In New York, following Ahlborn, Courts will allow the Department of Social Services (DSS) to collect only for past medical expenses expended. The Court can also hold a hearing (post-settlement allocation hearing) to determine the full value of the case versus the settlement amount and apply the Ahlborn formula accordingly. See, Lugo v. Beth Israel Medical Center, 13 Misc.3d 681, 819 N.Y.S.2d 892 (Supreme Court, New York County, 2006); Chambers v. Jain, 15 Misc.3d 1120(A), 839 N.Y.S.2d 437 (Supreme Court, Queens County, 2007).

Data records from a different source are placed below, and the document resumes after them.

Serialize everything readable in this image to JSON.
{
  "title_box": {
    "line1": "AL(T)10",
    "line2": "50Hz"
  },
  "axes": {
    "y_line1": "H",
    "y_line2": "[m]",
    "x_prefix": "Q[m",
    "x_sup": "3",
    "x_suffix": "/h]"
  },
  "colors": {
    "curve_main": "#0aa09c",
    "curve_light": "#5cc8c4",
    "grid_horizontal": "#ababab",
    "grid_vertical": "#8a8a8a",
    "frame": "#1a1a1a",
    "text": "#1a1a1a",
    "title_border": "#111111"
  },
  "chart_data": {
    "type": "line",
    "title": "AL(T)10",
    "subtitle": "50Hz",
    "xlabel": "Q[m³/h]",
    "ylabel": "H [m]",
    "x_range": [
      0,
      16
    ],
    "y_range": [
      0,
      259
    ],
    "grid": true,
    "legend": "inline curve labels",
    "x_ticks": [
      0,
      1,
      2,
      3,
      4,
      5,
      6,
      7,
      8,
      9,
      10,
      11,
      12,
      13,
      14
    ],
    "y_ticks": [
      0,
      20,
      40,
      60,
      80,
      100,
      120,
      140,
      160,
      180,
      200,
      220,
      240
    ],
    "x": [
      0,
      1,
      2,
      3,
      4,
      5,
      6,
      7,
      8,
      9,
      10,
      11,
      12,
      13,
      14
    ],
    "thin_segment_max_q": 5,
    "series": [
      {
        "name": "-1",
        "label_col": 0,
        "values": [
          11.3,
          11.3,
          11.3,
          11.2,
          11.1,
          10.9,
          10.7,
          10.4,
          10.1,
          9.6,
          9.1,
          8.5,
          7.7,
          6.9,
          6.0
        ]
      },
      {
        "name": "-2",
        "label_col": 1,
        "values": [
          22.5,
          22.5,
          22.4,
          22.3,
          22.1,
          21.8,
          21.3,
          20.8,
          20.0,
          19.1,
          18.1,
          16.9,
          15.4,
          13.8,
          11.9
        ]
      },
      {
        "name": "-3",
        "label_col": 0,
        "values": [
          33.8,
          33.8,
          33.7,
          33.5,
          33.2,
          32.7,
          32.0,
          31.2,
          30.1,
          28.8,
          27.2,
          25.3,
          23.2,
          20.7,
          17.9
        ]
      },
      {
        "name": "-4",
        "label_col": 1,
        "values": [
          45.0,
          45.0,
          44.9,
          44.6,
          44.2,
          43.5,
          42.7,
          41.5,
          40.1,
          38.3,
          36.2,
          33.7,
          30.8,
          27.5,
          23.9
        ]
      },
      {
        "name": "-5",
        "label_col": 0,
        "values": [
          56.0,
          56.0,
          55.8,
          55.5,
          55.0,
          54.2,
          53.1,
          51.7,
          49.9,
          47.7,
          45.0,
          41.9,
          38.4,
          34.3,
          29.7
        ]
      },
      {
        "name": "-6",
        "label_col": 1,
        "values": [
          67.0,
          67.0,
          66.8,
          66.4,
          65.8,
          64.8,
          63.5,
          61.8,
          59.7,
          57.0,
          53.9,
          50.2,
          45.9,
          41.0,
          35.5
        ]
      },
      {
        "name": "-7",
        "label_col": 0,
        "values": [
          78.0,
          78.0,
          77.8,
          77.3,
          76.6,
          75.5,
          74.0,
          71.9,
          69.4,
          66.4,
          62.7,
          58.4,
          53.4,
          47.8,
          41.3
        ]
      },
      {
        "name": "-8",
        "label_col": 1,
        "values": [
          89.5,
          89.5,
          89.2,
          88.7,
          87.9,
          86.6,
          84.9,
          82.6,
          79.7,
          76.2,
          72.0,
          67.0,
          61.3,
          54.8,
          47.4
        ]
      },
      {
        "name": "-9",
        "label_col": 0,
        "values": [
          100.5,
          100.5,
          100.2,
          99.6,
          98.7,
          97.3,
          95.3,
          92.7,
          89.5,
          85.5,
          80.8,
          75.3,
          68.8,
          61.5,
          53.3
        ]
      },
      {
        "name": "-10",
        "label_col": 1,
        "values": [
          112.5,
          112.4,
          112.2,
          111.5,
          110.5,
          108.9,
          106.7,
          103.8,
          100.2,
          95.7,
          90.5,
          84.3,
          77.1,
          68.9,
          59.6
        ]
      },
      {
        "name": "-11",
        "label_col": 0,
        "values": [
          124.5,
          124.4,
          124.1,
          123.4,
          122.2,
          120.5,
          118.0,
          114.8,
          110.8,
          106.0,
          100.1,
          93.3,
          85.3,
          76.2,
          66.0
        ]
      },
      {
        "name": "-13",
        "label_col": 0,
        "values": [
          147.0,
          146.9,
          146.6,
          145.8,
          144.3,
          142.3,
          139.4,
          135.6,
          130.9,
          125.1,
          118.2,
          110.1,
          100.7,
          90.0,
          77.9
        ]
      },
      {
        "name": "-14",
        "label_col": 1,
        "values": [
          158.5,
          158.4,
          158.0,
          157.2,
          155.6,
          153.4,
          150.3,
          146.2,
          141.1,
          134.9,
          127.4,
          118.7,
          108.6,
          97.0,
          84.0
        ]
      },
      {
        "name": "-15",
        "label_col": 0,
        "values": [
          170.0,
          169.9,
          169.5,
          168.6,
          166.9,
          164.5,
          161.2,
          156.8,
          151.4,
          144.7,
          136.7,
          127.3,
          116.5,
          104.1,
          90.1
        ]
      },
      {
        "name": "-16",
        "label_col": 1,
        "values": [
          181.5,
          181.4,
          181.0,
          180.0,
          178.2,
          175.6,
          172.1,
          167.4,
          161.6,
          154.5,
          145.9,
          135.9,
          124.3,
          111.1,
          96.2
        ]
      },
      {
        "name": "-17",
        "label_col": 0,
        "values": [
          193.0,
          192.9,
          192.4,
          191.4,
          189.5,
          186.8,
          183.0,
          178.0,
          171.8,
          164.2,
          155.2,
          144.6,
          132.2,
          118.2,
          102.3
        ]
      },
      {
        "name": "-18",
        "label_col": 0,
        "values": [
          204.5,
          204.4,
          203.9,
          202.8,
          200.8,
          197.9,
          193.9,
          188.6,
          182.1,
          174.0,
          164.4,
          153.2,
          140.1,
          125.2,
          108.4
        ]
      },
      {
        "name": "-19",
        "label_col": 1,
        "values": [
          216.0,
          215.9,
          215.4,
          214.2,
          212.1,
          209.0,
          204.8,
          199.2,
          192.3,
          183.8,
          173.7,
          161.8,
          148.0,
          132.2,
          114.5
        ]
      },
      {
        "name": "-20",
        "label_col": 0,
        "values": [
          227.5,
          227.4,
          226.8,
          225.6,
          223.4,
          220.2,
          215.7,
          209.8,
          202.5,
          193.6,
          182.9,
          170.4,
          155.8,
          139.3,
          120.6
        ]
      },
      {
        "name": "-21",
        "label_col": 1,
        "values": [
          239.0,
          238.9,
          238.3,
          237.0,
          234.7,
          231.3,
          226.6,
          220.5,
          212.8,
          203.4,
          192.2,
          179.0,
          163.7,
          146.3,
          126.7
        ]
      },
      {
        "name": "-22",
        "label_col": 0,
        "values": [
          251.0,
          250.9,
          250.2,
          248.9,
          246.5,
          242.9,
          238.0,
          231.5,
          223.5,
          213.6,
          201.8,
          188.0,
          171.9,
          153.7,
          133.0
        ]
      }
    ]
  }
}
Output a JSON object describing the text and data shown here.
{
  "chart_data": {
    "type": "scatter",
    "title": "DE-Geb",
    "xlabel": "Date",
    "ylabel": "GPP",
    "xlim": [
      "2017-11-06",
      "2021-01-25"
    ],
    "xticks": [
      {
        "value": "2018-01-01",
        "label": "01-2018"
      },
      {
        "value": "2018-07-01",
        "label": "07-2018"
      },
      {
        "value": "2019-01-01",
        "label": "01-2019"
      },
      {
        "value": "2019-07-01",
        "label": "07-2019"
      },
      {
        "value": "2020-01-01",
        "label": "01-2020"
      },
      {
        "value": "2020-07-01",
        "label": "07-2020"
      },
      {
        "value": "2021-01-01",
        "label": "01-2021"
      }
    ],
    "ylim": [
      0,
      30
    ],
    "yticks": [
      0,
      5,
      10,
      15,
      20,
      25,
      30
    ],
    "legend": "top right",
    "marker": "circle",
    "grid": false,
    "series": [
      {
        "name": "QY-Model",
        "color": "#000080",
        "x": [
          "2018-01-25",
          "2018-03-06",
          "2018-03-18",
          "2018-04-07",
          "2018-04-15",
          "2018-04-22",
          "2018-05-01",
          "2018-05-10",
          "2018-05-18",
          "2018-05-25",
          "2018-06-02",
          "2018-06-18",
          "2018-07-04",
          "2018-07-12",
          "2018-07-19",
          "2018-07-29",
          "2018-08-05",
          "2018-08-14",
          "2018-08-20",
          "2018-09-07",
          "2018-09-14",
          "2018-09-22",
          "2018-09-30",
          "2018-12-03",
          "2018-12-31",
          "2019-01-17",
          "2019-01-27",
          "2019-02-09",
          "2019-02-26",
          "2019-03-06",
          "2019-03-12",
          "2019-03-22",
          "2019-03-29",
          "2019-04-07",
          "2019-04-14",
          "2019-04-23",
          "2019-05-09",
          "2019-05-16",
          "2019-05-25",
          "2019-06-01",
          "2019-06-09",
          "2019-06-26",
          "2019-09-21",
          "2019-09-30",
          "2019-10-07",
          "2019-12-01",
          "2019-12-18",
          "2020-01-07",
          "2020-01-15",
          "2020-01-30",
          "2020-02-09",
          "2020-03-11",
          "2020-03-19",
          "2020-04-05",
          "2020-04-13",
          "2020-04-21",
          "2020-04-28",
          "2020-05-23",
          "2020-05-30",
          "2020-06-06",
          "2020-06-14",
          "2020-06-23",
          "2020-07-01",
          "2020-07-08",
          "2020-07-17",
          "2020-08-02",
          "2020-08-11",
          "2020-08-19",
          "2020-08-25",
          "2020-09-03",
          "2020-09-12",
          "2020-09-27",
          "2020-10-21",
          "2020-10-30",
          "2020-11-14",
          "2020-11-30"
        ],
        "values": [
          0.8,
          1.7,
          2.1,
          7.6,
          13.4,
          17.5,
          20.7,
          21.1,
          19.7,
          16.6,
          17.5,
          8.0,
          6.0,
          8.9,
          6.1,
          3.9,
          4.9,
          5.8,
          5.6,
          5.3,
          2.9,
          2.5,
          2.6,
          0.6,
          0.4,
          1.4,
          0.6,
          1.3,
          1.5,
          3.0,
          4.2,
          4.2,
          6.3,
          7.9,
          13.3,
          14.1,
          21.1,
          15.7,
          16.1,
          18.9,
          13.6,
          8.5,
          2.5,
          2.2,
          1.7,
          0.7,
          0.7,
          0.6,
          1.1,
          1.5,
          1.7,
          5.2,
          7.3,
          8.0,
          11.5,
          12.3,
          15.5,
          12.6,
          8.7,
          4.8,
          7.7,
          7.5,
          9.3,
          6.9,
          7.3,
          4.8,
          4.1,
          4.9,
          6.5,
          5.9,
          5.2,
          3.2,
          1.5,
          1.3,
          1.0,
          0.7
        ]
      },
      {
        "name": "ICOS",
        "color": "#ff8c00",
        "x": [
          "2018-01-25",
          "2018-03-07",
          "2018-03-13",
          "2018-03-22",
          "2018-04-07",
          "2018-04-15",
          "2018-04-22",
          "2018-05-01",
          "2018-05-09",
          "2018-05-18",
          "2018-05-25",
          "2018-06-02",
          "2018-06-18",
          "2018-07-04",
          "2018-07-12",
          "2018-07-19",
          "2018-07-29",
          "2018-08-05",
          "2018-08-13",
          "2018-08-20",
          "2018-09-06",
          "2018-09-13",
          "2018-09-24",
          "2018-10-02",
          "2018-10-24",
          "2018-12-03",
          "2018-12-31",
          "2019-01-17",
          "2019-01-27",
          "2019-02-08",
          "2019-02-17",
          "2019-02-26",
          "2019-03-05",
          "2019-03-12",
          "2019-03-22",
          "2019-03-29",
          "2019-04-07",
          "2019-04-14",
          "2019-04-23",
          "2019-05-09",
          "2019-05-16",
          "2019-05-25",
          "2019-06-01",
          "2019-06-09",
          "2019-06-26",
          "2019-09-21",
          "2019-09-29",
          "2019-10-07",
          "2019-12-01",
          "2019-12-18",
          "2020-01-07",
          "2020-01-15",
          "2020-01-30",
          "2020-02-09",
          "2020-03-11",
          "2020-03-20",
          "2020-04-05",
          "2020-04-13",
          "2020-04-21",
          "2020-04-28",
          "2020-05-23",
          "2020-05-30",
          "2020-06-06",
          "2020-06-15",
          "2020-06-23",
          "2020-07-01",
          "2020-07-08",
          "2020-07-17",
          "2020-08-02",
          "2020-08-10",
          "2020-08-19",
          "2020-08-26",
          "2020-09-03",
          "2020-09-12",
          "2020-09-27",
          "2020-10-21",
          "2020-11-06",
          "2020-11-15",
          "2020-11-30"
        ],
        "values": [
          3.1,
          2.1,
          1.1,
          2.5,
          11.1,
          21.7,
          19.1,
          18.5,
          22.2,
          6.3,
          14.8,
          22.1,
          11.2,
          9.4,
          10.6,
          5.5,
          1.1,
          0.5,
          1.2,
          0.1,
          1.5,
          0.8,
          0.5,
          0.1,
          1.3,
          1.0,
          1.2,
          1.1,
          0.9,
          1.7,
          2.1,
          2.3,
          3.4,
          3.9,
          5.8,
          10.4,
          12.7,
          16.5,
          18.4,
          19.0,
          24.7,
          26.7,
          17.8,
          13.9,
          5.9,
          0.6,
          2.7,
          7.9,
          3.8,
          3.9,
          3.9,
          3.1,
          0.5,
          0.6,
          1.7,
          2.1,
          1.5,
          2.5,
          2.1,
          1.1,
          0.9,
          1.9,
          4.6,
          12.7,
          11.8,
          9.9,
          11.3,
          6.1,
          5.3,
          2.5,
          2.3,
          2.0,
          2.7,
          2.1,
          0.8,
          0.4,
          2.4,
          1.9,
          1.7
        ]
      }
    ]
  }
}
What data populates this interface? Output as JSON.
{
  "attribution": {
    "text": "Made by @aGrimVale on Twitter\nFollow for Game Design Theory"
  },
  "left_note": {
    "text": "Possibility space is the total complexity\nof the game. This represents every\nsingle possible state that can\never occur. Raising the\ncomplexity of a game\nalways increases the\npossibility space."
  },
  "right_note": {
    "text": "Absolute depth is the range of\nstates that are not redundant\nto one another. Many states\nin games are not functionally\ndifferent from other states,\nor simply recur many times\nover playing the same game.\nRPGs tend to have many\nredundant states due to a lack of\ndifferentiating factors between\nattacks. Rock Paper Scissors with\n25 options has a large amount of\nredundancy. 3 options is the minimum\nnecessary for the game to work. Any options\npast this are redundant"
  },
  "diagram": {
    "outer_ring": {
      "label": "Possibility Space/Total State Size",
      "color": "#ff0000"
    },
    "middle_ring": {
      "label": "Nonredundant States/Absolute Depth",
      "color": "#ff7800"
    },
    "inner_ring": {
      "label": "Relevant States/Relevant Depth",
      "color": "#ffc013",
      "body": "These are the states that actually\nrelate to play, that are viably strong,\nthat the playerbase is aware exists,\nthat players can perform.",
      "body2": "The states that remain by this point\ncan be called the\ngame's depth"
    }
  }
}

As an interesting side note, in an unreported decision, the Supreme Court, Kings County, has held that where the City of New York settles an injury claim for an injury it caused, it should expressly qualify that the settlement offer is also meant to compensate the injured party for past medical expenses, otherwise it waives it right to seek reimbursement of any Medicaid lien for past medical expenses. D.C. v. The City of New York, 18 Misc3d 1116(A), 856 N.Y.S.2d 497 (Supreme Court, Kings County, 2008).